Wang Tongguang, Pei Zhong, Zhang Wei, Liu Bin, Langenbach Robert, Lee Christopher, Wilson Belinda, Reece Jeffrey M, Miller David S, Hong Jau-Shyong
Neuropharmacology Section, Laboratory of Signal Transduction, National Institute of Environmental Health Sciences, National Institutes of Health, Research Triangle Park, North Carolina, USA.
FASEB J. 2005 Jul;19(9):1134-6. doi: 10.1096/fj.04-2457fje. Epub 2005 Apr 21.
The importance of cyclooxygenase-2 (COX-2) in mediating Parkinson's disease (PD) was suggested in reports, indicating that COX-2 selective inhibitors or genetic knockout reduce 1-methyl-4-phenyl-1,2,3,6-tetrahydropyridine (MPTP)-induced dopaminergic (DA) neurotoxicity in a mouse model of PD. However, cell types and mechanisms underlying the activation of COX-2 have not been clearly elucidated in these animal studies. Using primary neuron-glia cultures, we aimed to determine 1) whether microglia participate in 1-methyl-4-phenylpryridinium (MPP)-induced COX-2 activation and 2) whether the activation of COX-2 contributes to subsequent neurotoxicity. MPP, in a concentration-dependent manner, increased prostaglandin E2 (PGE2) production in mixed neuron-microglia cultures but not in enriched neuron, microglia, or astroglia cultures nor in mixed neuron-astroglia cultures. MPP-induced PGE2 increase was completely abolished by treatment with DuP697, a COX-2 selective inhibitor. DuP697 also significantly reduced MPP-induced DA neurotoxicity as determined by DA uptake assay. Immunocytochemistry and confocal microscopy studies showed enhanced COX-2 expression in both microglia and neurons after MPP treatment. However, neuronal increase in COX-2 expression was not totally dependent on the production of PGE2 from microglia, since microglia deficient in COX-2 only attenuated, but did not completely block, MPP-increased PGE2 production in mixed neuron-microglia cultures, suggesting that part of PGE2 production was originated from neurons. Together, these results indicate that MPP-induced COX-2 expression and subsequent PGE2 production depend on interactions between neurons and microglia. Microgliosis may also be responsible for the COX-2 activation in neurons, leading to the enhanced DA neurotoxicity, which, in turn, reinforces microgliosis. Thus inhibition of microgliosis and COX-2 activity may stop this vicious circle and be valuable strategies in PD therapy.

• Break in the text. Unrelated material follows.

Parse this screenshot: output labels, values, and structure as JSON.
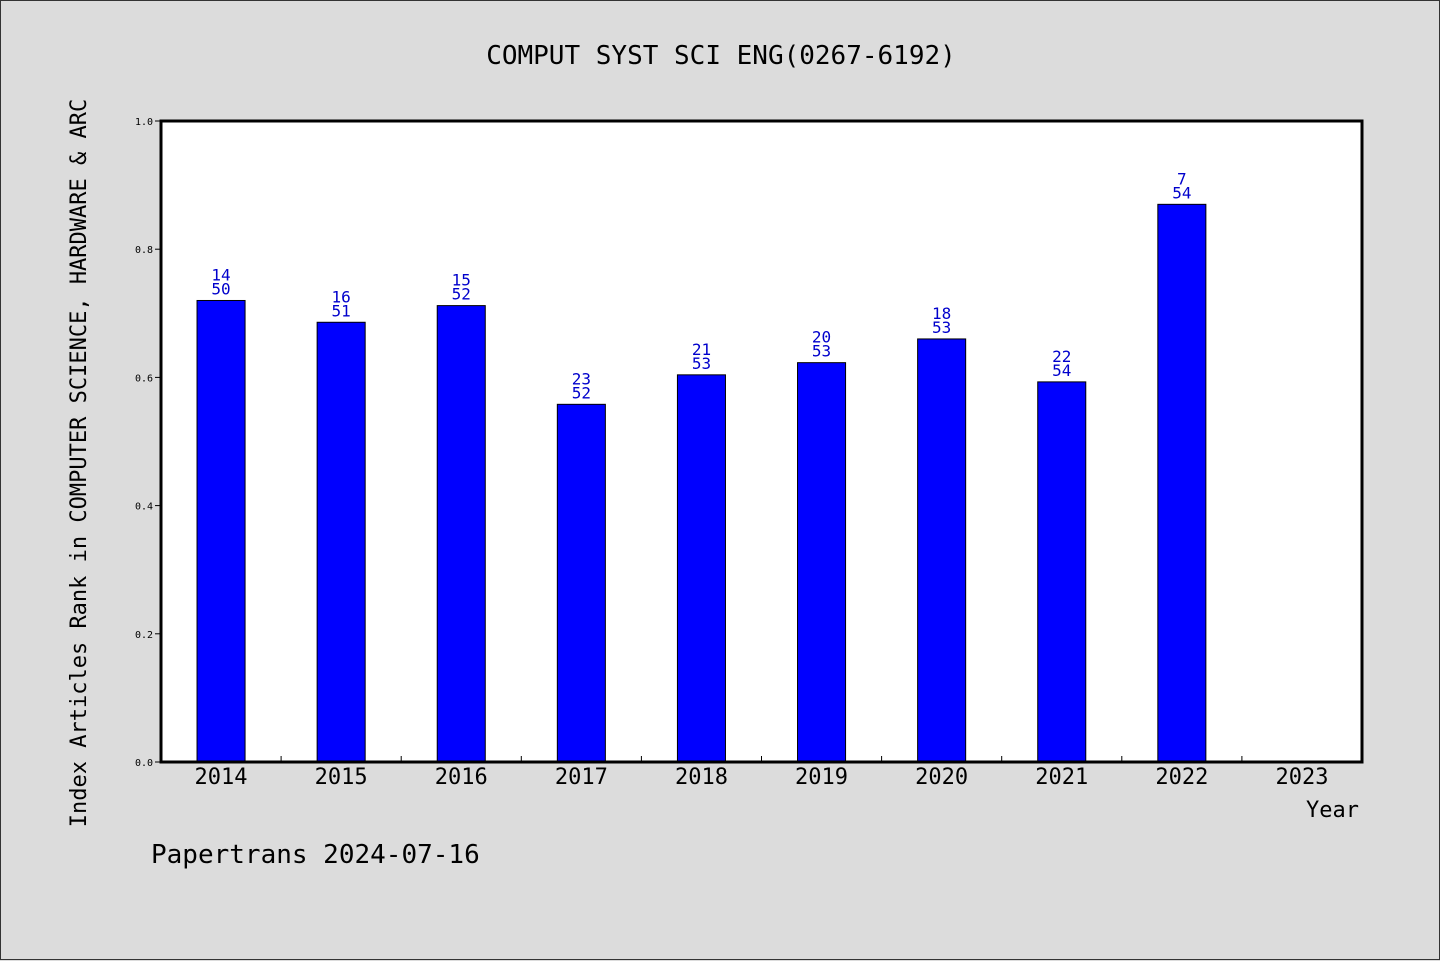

报告提示环氧化酶 -2(COX-2)在介导帕金森病(PD)中具有重要作用,这表明COX-2选择性抑制剂或基因敲除可减轻1-甲基-4-苯基-1,2,3,6-四氢吡啶(MPTP)诱导的PD小鼠模型中的多巴胺能(DA)神经毒性。然而,在这些动物研究中,COX-2激活的细胞类型和机制尚未明确阐明。利用原代神经元-胶质细胞培养物,我们旨在确定:1)小胶质细胞是否参与1-甲基-4-苯基吡啶鎓(MPP)诱导的COX-2激活;2)COX-2的激活是否导致随后的神经毒性。MPP以浓度依赖性方式增加混合神经元-小胶质细胞培养物中前列腺素E2(PGE2)的产生,但在富集的神经元、小胶质细胞或星形胶质细胞培养物以及混合神经元-星形胶质细胞培养物中未增加。用COX-2选择性抑制剂DuP697处理可完全消除MPP诱导的PGE2增加。如通过DA摄取试验所确定的,DuP697也显著降低了MPP诱导的DA神经毒性。免疫细胞化学和共聚焦显微镜研究显示,MPP处理后小胶质细胞和神经元中COX-2表达均增强。然而,神经元中COX-2表达的增加并不完全依赖于小胶质细胞产生的PGE2,因为缺乏COX-2的小胶质细胞仅减弱但未完全阻断混合神经元-小胶质细胞培养物中MPP增加的PGE2产生,这表明部分PGE2产生源自神经元。总之,这些结果表明MPP诱导的COX-2表达及随后的PGE2产生依赖于神经元与小胶质细胞之间的相互作用。小胶质细胞增生也可能是神经元中COX-2激活的原因,导致DA神经毒性增强,进而加强小胶质细胞增生。因此,抑制小胶质细胞增生和COX-2活性可能会终止这种恶性循环,是PD治疗中有价值的策略。